Illinois recently amended its Personal Information Protection Act (IPIPA), and the changes take effect January 1, 2017. The amendments make significant changes to the IPIPA that affect any entity that deals with nonpublic personal information. In particular, the new IPIPA includes new disclosure requirements for wide categories of information, and failure to comply with the IPIPA could potentially lead to penalties for unwary businesses. Key changes to the IPIPA include the following:
- Broader Definition of Personally Identifiable Information. The amended IPIPA broadens its definition of personally identifiable information (PII), adding four new categories of PII to already established ones such as Social Security numbers and account numbers. For three of these new categories to qualify as PII, they must be disclosed in conjunction with an individual’s first name or initial and last name. These are: (1) health insurance information, (2) medical information and (3) biometric data. The fourth category is new to Illinois: an individual’s online username and password or security question combinations, if these combinations are disclosed in a manner that would permit access to an online account. These changes are spurred by the realization that consumers are increasingly submitting and storing personal information online, including health information, and, unfortunately, often using the same usernames, passwords and security questions. This expanded definition will likely result in an increased number of data breaches under the law.
- New Provision Regarding Notification of Breach of Username Information. In the event of a breach involving username and password/security question combinations, the amended IPIPA directs the data collector to provide notice to anyone whose data has been compromised and advise them to promptly change his or her username, password and/or security question(s). Notification procedures for breaches involving other types of PII remain largely unchanged.

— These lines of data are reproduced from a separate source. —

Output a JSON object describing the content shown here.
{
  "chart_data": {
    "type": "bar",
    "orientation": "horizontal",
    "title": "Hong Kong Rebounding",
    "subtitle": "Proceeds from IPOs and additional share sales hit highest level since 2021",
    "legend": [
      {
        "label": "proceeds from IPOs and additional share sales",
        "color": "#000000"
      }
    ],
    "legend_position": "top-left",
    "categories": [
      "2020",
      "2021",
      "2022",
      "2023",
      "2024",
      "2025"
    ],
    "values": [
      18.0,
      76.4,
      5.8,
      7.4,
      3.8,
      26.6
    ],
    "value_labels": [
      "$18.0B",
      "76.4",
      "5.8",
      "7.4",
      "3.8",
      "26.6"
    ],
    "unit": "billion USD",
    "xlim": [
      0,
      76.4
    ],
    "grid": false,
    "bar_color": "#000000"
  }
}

- Security Requirements for Illinois Data Collectors. The new IPIPA also implements new requirements for data collectors storing PII of Illinois residents. It requires that data collectors maintain “reasonable security measures” to protect those records from unauthorized access. It also requires all contracts for the disclosure of Illinois residents’ PII maintained by a data collector (for example, contracts with vendors of the data collector) to include a provision requiring the recipient of that information to implement reasonable security measures to protect the PII.
Importantly, the IPIPA provides no guidance as to what is meant by “reasonable security measures.” However, as noted in a recent report by California’s attorney general, federal and state agencies around the country have offered guidance on what constitutes reasonable data security. Generally, this requires a risk management approach focused on continuous identification and assessment of risks, implementation of controls and monitoring of those controls’ effectiveness.

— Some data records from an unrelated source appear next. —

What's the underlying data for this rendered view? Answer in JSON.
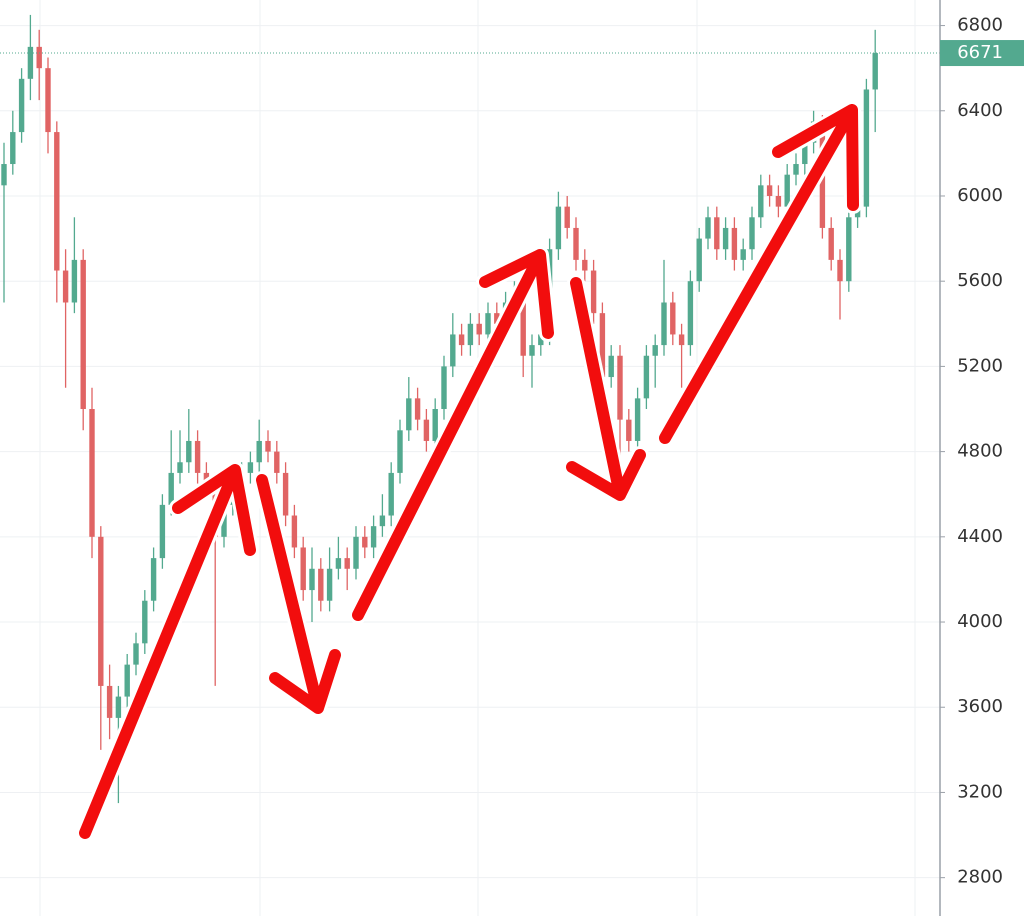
{
  "chart_data": {
    "type": "candlestick",
    "up_color": "#53a98f",
    "down_color": "#e06464",
    "ylim": [
      2620,
      6920
    ],
    "yticks": [
      2800,
      3200,
      3600,
      4000,
      4400,
      4800,
      5200,
      5600,
      6000,
      6400,
      6800
    ],
    "grid": true,
    "open": [
      6050,
      6150,
      6300,
      6550,
      6700,
      6600,
      6300,
      5650,
      5500,
      5700,
      5000,
      4400,
      3700,
      3550,
      3650,
      3800,
      3900,
      4100,
      4300,
      4550,
      4700,
      4750,
      4850,
      4700,
      4650,
      4400,
      4550,
      4650,
      4700,
      4750,
      4850,
      4800,
      4700,
      4500,
      4350,
      4150,
      4250,
      4100,
      4250,
      4300,
      4250,
      4400,
      4350,
      4450,
      4500,
      4700,
      4900,
      5050,
      4950,
      4850,
      5000,
      5200,
      5350,
      5300,
      5400,
      5350,
      5450,
      5400,
      5500,
      5550,
      5250,
      5300,
      5350,
      5750,
      5950,
      5850,
      5700,
      5650,
      5450,
      5150,
      5250,
      4950,
      4850,
      5050,
      5250,
      5300,
      5500,
      5350,
      5300,
      5600,
      5800,
      5900,
      5750,
      5850,
      5700,
      5750,
      5900,
      6050,
      6000,
      5950,
      6100,
      6150,
      6250,
      6350,
      5850,
      5700,
      5600,
      5900,
      5950,
      6500
    ],
    "high": [
      6250,
      6400,
      6600,
      6850,
      6780,
      6650,
      6350,
      5750,
      5900,
      5750,
      5100,
      4450,
      3800,
      3700,
      3850,
      3950,
      4150,
      4350,
      4600,
      4900,
      4900,
      5000,
      4900,
      4750,
      4700,
      4600,
      4700,
      4750,
      4800,
      4950,
      4900,
      4850,
      4750,
      4550,
      4400,
      4350,
      4300,
      4350,
      4400,
      4350,
      4450,
      4450,
      4500,
      4600,
      4750,
      4950,
      5150,
      5100,
      5000,
      5050,
      5250,
      5450,
      5400,
      5450,
      5450,
      5500,
      5500,
      5550,
      5600,
      5600,
      5350,
      5400,
      5800,
      6020,
      6000,
      5900,
      5750,
      5700,
      5500,
      5300,
      5300,
      5000,
      5100,
      5300,
      5350,
      5700,
      5550,
      5400,
      5650,
      5850,
      5950,
      5950,
      5900,
      5900,
      5800,
      5950,
      6100,
      6100,
      6050,
      6150,
      6200,
      6300,
      6400,
      6380,
      5900,
      5750,
      5950,
      6000,
      6550,
      6780
    ],
    "low": [
      5500,
      6100,
      6250,
      6450,
      6450,
      6200,
      5500,
      5100,
      5450,
      4900,
      4300,
      3400,
      3450,
      3150,
      3600,
      3750,
      3850,
      4050,
      4250,
      4500,
      4650,
      4700,
      4650,
      4600,
      3700,
      4350,
      4500,
      4600,
      4650,
      4700,
      4750,
      4650,
      4450,
      4300,
      4100,
      4000,
      4050,
      4050,
      4200,
      4150,
      4200,
      4300,
      4300,
      4400,
      4450,
      4650,
      4850,
      4900,
      4800,
      4800,
      4950,
      5150,
      5250,
      5250,
      5300,
      5300,
      5350,
      5350,
      5450,
      5150,
      5100,
      5250,
      5300,
      5700,
      5800,
      5650,
      5600,
      5400,
      5100,
      5100,
      4750,
      4800,
      4800,
      5000,
      5100,
      5250,
      5300,
      5100,
      5250,
      5550,
      5750,
      5700,
      5700,
      5650,
      5650,
      5700,
      5850,
      5950,
      5900,
      5900,
      6050,
      6100,
      6200,
      5800,
      5650,
      5420,
      5550,
      5850,
      5900,
      6300
    ],
    "close": [
      6150,
      6300,
      6550,
      6700,
      6600,
      6300,
      5650,
      5500,
      5700,
      5000,
      4400,
      3700,
      3550,
      3650,
      3800,
      3900,
      4100,
      4300,
      4550,
      4700,
      4750,
      4850,
      4700,
      4650,
      4400,
      4550,
      4650,
      4700,
      4750,
      4850,
      4800,
      4700,
      4500,
      4350,
      4150,
      4250,
      4100,
      4250,
      4300,
      4250,
      4400,
      4350,
      4450,
      4500,
      4700,
      4900,
      5050,
      4950,
      4850,
      5000,
      5200,
      5350,
      5300,
      5400,
      5350,
      5450,
      5400,
      5500,
      5550,
      5250,
      5300,
      5350,
      5750,
      5950,
      5850,
      5700,
      5650,
      5450,
      5150,
      5250,
      4950,
      4850,
      5050,
      5250,
      5300,
      5500,
      5350,
      5300,
      5600,
      5800,
      5900,
      5750,
      5850,
      5700,
      5750,
      5900,
      6050,
      6000,
      5950,
      6100,
      6150,
      6250,
      6350,
      5850,
      5700,
      5600,
      5900,
      5950,
      6500,
      6671
    ]
  }
}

- Safe Harbor for Compliance with Federal Law. Finally, the amended IPIPA creates several safe harbors for companies that are in compliance with other federal laws. First, it expressly states that a data collector subject to and in compliance with the standards set out by the federal Gramm-Leach-Bliley Act (which generally applies to financial institutions) is also in compliance with IPIPA. Second, it provides that an entity subject to and in compliance with the federal Health Insurance Portability and Accountability Act’s privacy and security standards is also in compliance with the IPIPA, so long as the entity meets its reporting obligations under both Acts. Third, it generally states that if a data collector is in compliance with any state or federal law setting higher standards than the IPIPA, it also is in compliance with the IPIPA.